Elise likes to believe that being deaf gave her a unique way to experience and reframe the ways of the world. According to her, there are five main steps involved in design thinking: defining the problem, empathizing, ideation, prototyping and testing, and sustaining. Defining the problem is about getting an understanding of the constraints associated with it. The second step, empathizing, is about observing people in real-life situations, whereas the third step, ideation, involves throwing as many ideas as possible to solve the problem. Prototyping involves gathering everything one can to mimic the suggested solution along with testing and refining it. The final step of design thinking is to ensure that the solution you came up with lasts.

So when you come across people who like to ask questions while working on something, you can spot design-thinking abilities in them. One of the major capabilities of design thinkers is that they believe in bringing people from all walks of life as they are open to multiple perspectives. It helps them merge different ideas while creating something new.

As an artisan too, Elise believed that her unique experience with the world has helped inform her solution. She also emphasises that it helped her keep running to more solutions. There is a learning for all of us here- through design thinking, we fail through continuous trial and error only to succeed later.

Here is how Elise explained it in her awe-inspiring TED talk.

“Now, I also believe that people with disabilities have great potential to be designers within the design thinking process. Without knowing it from a very early age, I’ve been a design thinker, fine-tuning my skills. Imagine listening to a conversation and only understanding 50% of what is said. You can’t ask them to repeat every single word, they’ll get frustrated with you. So my solution was to take the muffled sound that I heard that was a beat, turn it into a rhythm and place it with the lips that I read. Years later, someone commented that my writing had a rhythm to it. This is because I experience conversations as rhythms.”
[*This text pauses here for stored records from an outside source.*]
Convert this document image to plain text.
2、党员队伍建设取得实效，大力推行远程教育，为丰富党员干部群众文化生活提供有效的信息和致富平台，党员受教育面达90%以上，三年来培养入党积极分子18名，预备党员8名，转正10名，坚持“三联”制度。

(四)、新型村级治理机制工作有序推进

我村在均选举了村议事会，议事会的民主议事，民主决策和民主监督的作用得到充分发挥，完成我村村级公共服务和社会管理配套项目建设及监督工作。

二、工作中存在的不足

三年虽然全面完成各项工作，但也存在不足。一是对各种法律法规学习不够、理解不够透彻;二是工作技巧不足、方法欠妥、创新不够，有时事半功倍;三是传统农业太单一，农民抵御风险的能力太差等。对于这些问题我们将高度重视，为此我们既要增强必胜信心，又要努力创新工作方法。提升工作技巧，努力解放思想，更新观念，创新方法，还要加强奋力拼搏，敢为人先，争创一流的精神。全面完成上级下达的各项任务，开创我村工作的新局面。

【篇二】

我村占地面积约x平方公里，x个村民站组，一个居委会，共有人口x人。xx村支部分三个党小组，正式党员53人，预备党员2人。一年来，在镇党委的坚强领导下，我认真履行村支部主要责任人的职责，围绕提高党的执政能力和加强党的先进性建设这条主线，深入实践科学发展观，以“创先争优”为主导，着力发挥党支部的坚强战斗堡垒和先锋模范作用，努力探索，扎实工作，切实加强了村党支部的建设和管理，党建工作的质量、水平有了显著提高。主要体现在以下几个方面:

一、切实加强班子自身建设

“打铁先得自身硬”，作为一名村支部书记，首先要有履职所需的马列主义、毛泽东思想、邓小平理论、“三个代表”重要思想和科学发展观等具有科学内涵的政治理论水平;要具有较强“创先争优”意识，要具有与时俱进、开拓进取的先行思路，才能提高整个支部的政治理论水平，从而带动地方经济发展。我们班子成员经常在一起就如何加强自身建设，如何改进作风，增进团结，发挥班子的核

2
Elise also talked about how a person with hearing impairment has the benefit of having a wider visual spectrum compared to the visual spectrum of the norm, and how it has helped her to be better at sports. Though we never think seriously about how people with disabilities have a sharp vision that helps them approach a problem with a solution from a different angle, they help us look sideways to solve some of the greatest problems in our daily lives.